Он обнаружил, что по ночам не может спать. Все вокруг него с самого начала казалось сном, а в последнее время и вовсе кошмаром; все это было неживое, даже люди вокруг, откуда ему знать, быть может, все они, все до единого неживые, ненастоящие? Быть может, на самом деле просто темный бог поглотил его душу, и он давно безумец, а в голове у него мрачные картины, навеянные сумасшествием? Где правда? Откуда знать...
И профессор Квинн, господин Анвар, продолжал только обучать Леарзу языку, лишь понемногу, будто неохотно рассказывая об этом странном мире: быть может, потому и неохотно, что на самом деле никакого мира не существует?
В ту ночь он долго, долго сидел в своей постели, скрестив ноги и раскачиваясь из стороны в сторону, и не мог уснуть; черно-красное небо беззвучно сияло перед ним, пугая, чужое, мертвое, и ему казалось, если он закроет глаза, оно ворвется в комнату и задушит его. Леарза уснул лишь под утро, неловко свернувшись клубком в самом углу постели, и на следующий день больше напоминал снулую рыбу, чувствуя себя совершенно обессиленным и вымученным. Кажется, профессор Квинн замечал это, но ничего не сказал.

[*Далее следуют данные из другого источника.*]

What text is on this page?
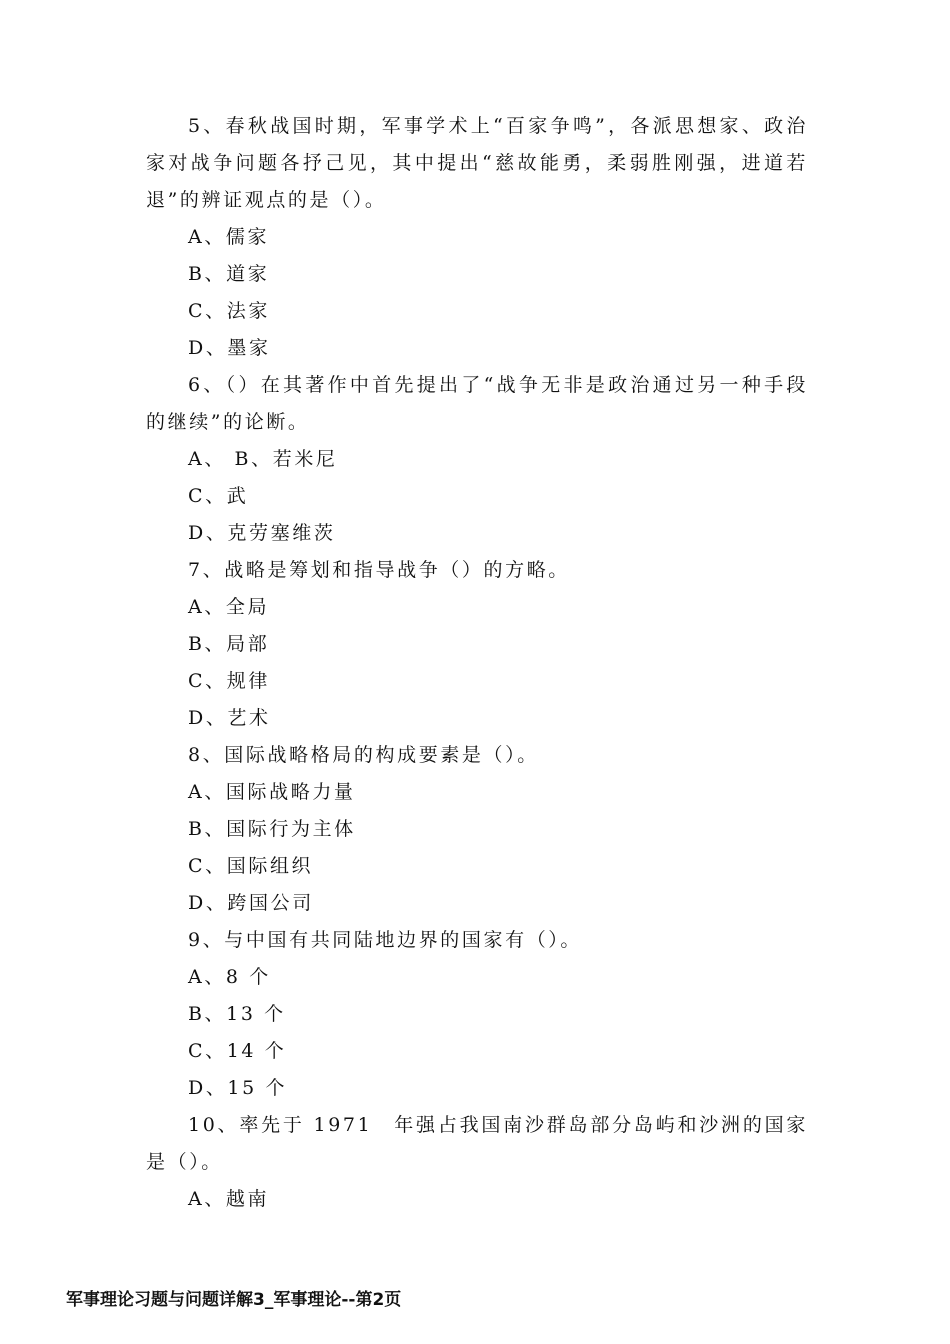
5、春秋战国时期，军事学术上“百家争鸣”，各派思想家、政治家对战争问题各抒己见，其中提出“慈故能勇，柔弱胜刚强，进道若退”的辨证观点的是（）。

A、儒家

B、道家

C、法家

D、墨家

6、（）在其著作中首先提出了“战争无非是政治通过另一种手段的继续”的论断。

A、 B、若米尼

C、武

D、克劳塞维茨

7、战略是筹划和指导战争（）的方略。

A、全局

B、局部

C、规律

D、艺术

8、国际战略格局的构成要素是（）。

A、国际战略力量

B、国际行为主体

C、国际组织

D、跨国公司

9、与中国有共同陆地边界的国家有（）。

A、8 个

B、13 个

C、14 个

D、15 个

10、率先于 1971　年强占我国南沙群岛部分岛屿和沙洲的国家是（）。

A、越南

军事理论习题与问题详解3_军事理论--第2页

Они уже привычно устроились в кабинете Квинна, – кабинетом тот называл просторное помещение с большим столом темного дерева, с пушистым ковром на полу, с длинным книжным шкафом, но книги в этом шкафу в основном были странные, растрепанные и старые, многие на совсем непонятных языках. На другой стене, – во время занятий Леарза обычно сидел лицом к ней и постоянно видел, – висела большая картина, которая отчего-то пугала его: на ней было изображено снежное поле с кромкой тусклых гор вдалеке и черное корявое дерево, на ветвях которого висела, будто запутавшись, наполовину нагая женщина. Ее рыжие волосы были единственным ярким пятном на всей картине, и все было такое холодное и страшное. Леарза не понимал смысла картины и оттого чувствовал к ней сильную неприязнь.

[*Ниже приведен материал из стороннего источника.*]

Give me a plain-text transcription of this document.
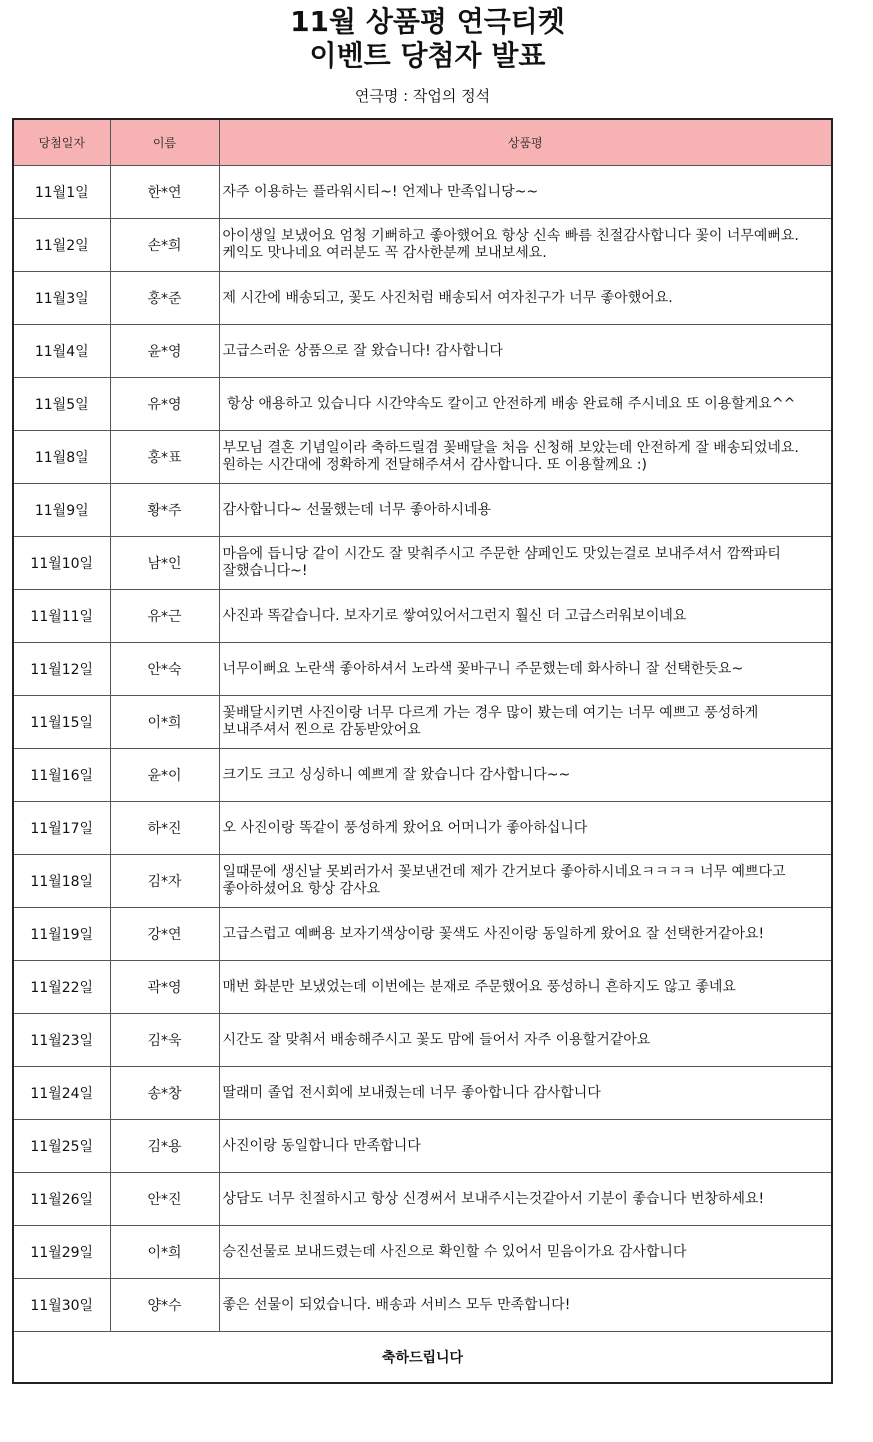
11월 상품평 연극티켓
이벤트 당첨자 발표
연극명 : 작업의 정석
당첨일자	이름	상품평
11월1일	한*연	자주 이용하는 플라워시티~! 언제나 만족입니당~~
11월2일	손*희	아이생일 보냈어요 엄청 기뻐하고 좋아했어요 항상 신속 빠름 친절감사합니다 꽃이 너무예뻐요. 케익도 맛나네요 여러분도 꼭 감사한분께 보내보세요.
11월3일	홍*준	제 시간에 배송되고, 꽃도 사진처럼 배송되서 여자친구가 너무 좋아했어요.
11월4일	윤*영	고급스러운 상품으로 잘 왔습니다! 감사합니다
11월5일	유*영	항상 애용하고 있습니다 시간약속도 칼이고 안전하게 배송 완료해 주시네요 또 이용할게요^^
11월8일	홍*표	부모님 결혼 기념일이라 축하드릴겸 꽃배달을 처음 신청해 보았는데 안전하게 잘 배송되었네요. 원하는 시간대에 정확하게 전달해주셔서 감사합니다. 또 이용할께요 :)
11월9일	황*주	감사합니다~ 선물했는데 너무 좋아하시네용
11월10일	남*인	마음에 듭니당 같이 시간도 잘 맞춰주시고 주문한 샴페인도 맛있는걸로 보내주셔서 깜짝파티 잘했습니다~!
11월11일	유*근	사진과 똑같습니다. 보자기로 쌓여있어서그런지 훨신 더 고급스러워보이네요
11월12일	안*숙	너무이뻐요 노란색 좋아하셔서 노라색 꽃바구니 주문했는데 화사하니 잘 선택한듯요~
11월15일	이*희	꽃배달시키면 사진이랑 너무 다르게 가는 경우 많이 봤는데 여기는 너무 예쁘고 풍성하게 보내주셔서 찐으로 감동받았어요
11월16일	윤*이	크기도 크고 싱싱하니 예쁘게 잘 왔습니다 감사합니다~~
11월17일	하*진	오 사진이랑 똑같이 풍성하게 왔어요 어머니가 좋아하십니다
11월18일	김*자	일때문에 생신날 못뵈러가서 꽃보낸건데 제가 간거보다 좋아하시네요ㅋㅋㅋㅋ 너무 예쁘다고 좋아하셨어요 항상 감사요
11월19일	강*연	고급스럽고 예뻐용 보자기색상이랑 꽃색도 사진이랑 동일하게 왔어요 잘 선택한거같아요!
11월22일	곽*영	매번 화분만 보냈었는데 이번에는 분재로 주문했어요 풍성하니 흔하지도 않고 좋네요
11월23일	김*욱	시간도 잘 맞춰서 배송해주시고 꽃도 맘에 들어서 자주 이용할거같아요
11월24일	송*창	딸래미 졸업 전시회에 보내줬는데 너무 좋아합니다 감사합니다
11월25일	김*용	사진이랑 동일합니다 만족합니다
11월26일	안*진	상담도 너무 친절하시고 항상 신경써서 보내주시는것같아서 기분이 좋습니다 번창하세요!
11월29일	이*희	승진선물로 보내드렸는데 사진으로 확인할 수 있어서 믿음이가요 감사합니다
11월30일	양*수	좋은 선물이 되었습니다. 배송과 서비스 모두 만족합니다!
축하드립니다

Вот уже почти две недели прошло с тех пор, как они вернулись на Кэрнан; с тех пор Леарза не видел ни Бела, ни Абу Кабила, ни Дагмана: где они, что делают теперь?.. Это его и не очень интересовало, впрочем. Единственные люди, с которыми он общался сейчас, были Гавин и профессор Квинн. Профессор, кажется, вознамерился за рекордно краткие сроки обучить своего подопечного языку Кеттерле, и занятия он проводил каждый день, заставляя Леарзу учить огромные количества слов, объясняя, как строятся в этом языке предложения.
Если же он и рассказывал что-то о мире Кеттерле, то в основном это были простые вещи, чаще всего связанные с повседневным бытом.
Леарза сидел за письменным столом напротив ненавистной картины, перед ним лежала тетрадь с записанными словами, и в руке он вертел карандаш; профессор рассказывал о том, как в языке Кеттерле образуются сравнительные степени прилагательных, но Леарзе плохо удавалось концентрироваться на объяснениях, и он не выдержал, перебил учителя:
– Профессор Квинн, а расскажи, как на моей... планете все так случилось. Как возник... темный бог, почему появились безумцы?
Квинн остановился на середине предложения, но не осердился на него, спокойно посмотрел на него со своего места: объясняя, профессор часто останавливался у окна и закладывал руки за спину. И теперь лицо его сохранило свое благодушное выражение; оно было круглое, а глаза профессора смотрели внимательно из-под густых светлых бровей.
– Да... возможно, настало время подробней рассказать тебе об этом, – согласился Квинн. – Знаю, ребята должны были уже упоминать о катарианском расколе, так?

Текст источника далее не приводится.